Singapore bets right on ‘gazelles’: Stripe2018年06月01日
A TOP executive at one of the world’s most valuable payments technology startups has lauded Singapore for being ahead of the curve in “realising economic transformation through high-growth startups” – what she proclaims is a little-known but important concept globally.
Claire Johnson, chief operating officer at Stripe, said that Singapore is one of few countries to have grasped that while small businesses are the backbone of every economy, it is only a very specific type of small business that is really driving growth, jobs and economic transformation: high-growth startups, also known as gazelles.
In an exclusive interview with The Business Times, she said: “What is exciting in Singapore is the investment in creating the right environment for these high-growth startups. It’s pretty impressive that four unicorns have been created here.”
She was referring, of course, to Grab, a ride-hailing turned consumer platform that is valued at over US$6 billion today; Razer, a gaming and e-payments company with a market cap of about HK$23 billion (S$3.7 billion); Sea, an e-commerce and gaming firm with a US$4.38 billion market cap; and Lazada, an online marketplace whose valuation is US$3.15 billion as of 2017.
Unicorns, which are typically gazelles, are billion-dollar private companies. Gazelles, according to Ms Johnson, are fast-growing startups that are “a source of rethinking how we have traditionally done things” and have demonstrated “an ability to scale”.

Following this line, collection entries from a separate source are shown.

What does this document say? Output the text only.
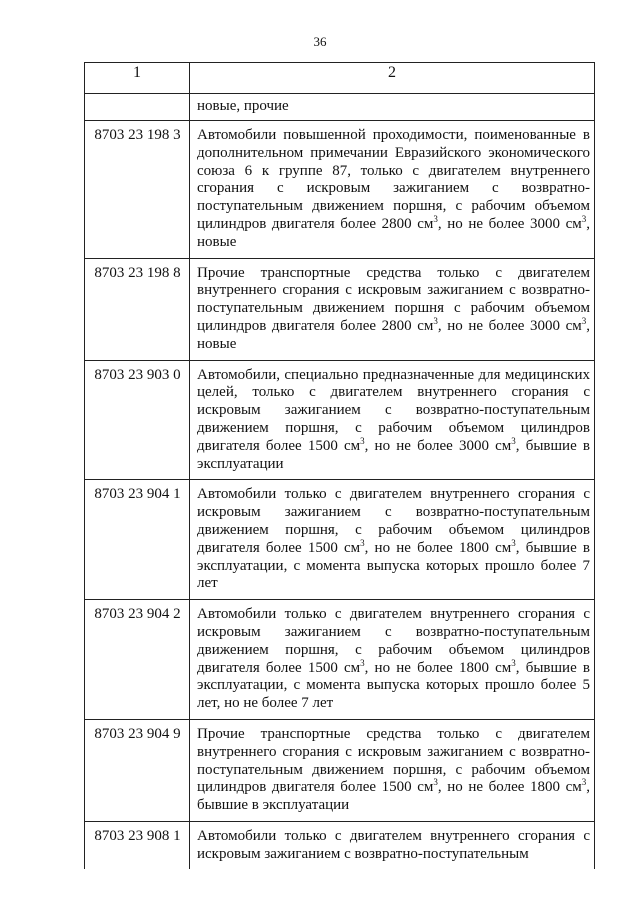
36
1	2
	новые, прочие
8703 23 198 3	Автомобили повышенной проходимости, поименованные в дополнительном примечании Евразийского экономического союза 6 к группе 87, только с двигателем внутреннего сгорания с искровым зажиганием с возвратно-поступательным движением поршня, с рабочим объемом цилиндров двигателя более 2800 $см^3$, но не более 3000 $см^3$, новые
8703 23 198 8	Прочие транспортные средства только с двигателем внутреннего сгорания с искровым зажиганием с возвратно-поступательным движением поршня с рабочим объемом цилиндров двигателя более 2800 $см^3$, но не более 3000 $см^3$, новые
8703 23 903 0	Автомобили, специально предназначенные для медицинских целей, только с двигателем внутреннего сгорания с искровым зажиганием с возвратно-поступательным движением поршня, с рабочим объемом цилиндров двигателя более 1500 $см^3$, но не более 3000 $см^3$, бывшие в эксплуатации
8703 23 904 1	Автомобили только с двигателем внутреннего сгорания с искровым зажиганием с возвратно-поступательным движением поршня, с рабочим объемом цилиндров двигателя более 1500 $см^3$, но не более 1800 $см^3$, бывшие в эксплуатации, с момента выпуска которых прошло более 7 лет
8703 23 904 2	Автомобили только с двигателем внутреннего сгорания с искровым зажиганием с возвратно-поступательным движением поршня, с рабочим объемом цилиндров двигателя более 1500 $см^3$, но не более 1800 $см^3$, бывшие в эксплуатации, с момента выпуска которых прошло более 5 лет, но не более 7 лет
8703 23 904 9	Прочие транспортные средства только с двигателем внутреннего сгорания с искровым зажиганием с возвратно-поступательным движением поршня, с рабочим объемом цилиндров двигателя более 1500 $см^3$, но не более 1800 $см^3$, бывшие в эксплуатации
8703 23 908 1	Автомобили только с двигателем внутреннего сгорания с искровым зажиганием с возвратно-поступательным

“And what scale looks like, is deeper penetration of your market – so more consumers are using you, month over month, year over year – and usually an expansion into international markets.”
Examples of gazelles that have created new business models and expanded globally are Chope, a restaurant reservation platform; Homage, a caregivers marketplace; TradeGecko, an inventory management firm; and Honestbee, a food and grocery delivery player, said Ms Johnson. These companies are, notably, all clients of Stripe.
Ms Johnson also noted that employment by startups in Singapore more than doubled between 2004 and 2015 to some 350,000 jobs, accounting for about 9 per cent of total employment. “Quite a lot of these (jobs) are with nice-sized, growth-stage companies.”
She added that Singapore has created an environment where “you can even have such a business”.
And it is thanks to “qualities” such as access to markets and capital, talent, sound infrastructure, a good education system and regulatory environment, as well as initiatives such as Smart Nation, Block71 and SMEs Go Digital.
“What’s also impressive about Singapore is that 60 per cent of startups are already (selling internationally) and accessing that consumer demand in additional markets,” said Ms Johnson. She was quoting findings from a recent survey on startups by Stripe, which also found that 43 per cent of startups here cited strong government support as one of the key reasons that Singapore’s startup ecosystem is thriving.
This environment has made Singapore startups more confident about the future: more than half of the startups polled in Stripe’s survey said that Singapore’s startup ecosystem will continue to expand rapidly, making it one of the world’s top three startup hubs by 2020.
To better support gazelles, the government could create a regulatory system that has “the right business protection” but is “not so complex and difficult to comply with, such that a new startup can’t do it”, said Ms Johnson.
“Frankly, I think people forget that the interests here are aligned. Governments want job creation, they want new businesses to be successful.”
When asked about the role of other players (non-gazelles) in the economy, she said: “Small businesses – the local businesses we go to around our homes – provide a ton of value to the lives we lead. I’m excited about the combination of small businesses and tech players (gazelles), to help them be better.”
An example, she said, is Gesoo, an on-demand Chinese food delivery service in Los Angeles, that has helped many Chinese restaurants “get online”. Ms Johnson told BT: “This is a super valuable thing. That, to me, is the backbone of the economy: the combination of the small business that we love and the tech partner that’s making it better.”
She added that large companies, too, have a role in transforming the economy by teaming up with gazelles to modernise the exchange of goods and services.
“In terms of large companies, my favorite companies are absolutely those that are reinventing themselves. There are many examples of that, including even the government.”
She shared that the Singapore government, for instance, has engaged Stripe to support a number of e-government services. “It sounds a little obvious but a lot of governments around the world have not devised the ability to pay for things like renewing your driver’s license or taxes online.”
Large companies still have ways to go in engaging high-growth startups, which allows them to be more agile in leveraging new technologies and creating new business models, said Ms Johnson. “What large businesses have are a lot of resources and capabilities. If they deploy them differently, they can have a very nice advantage.”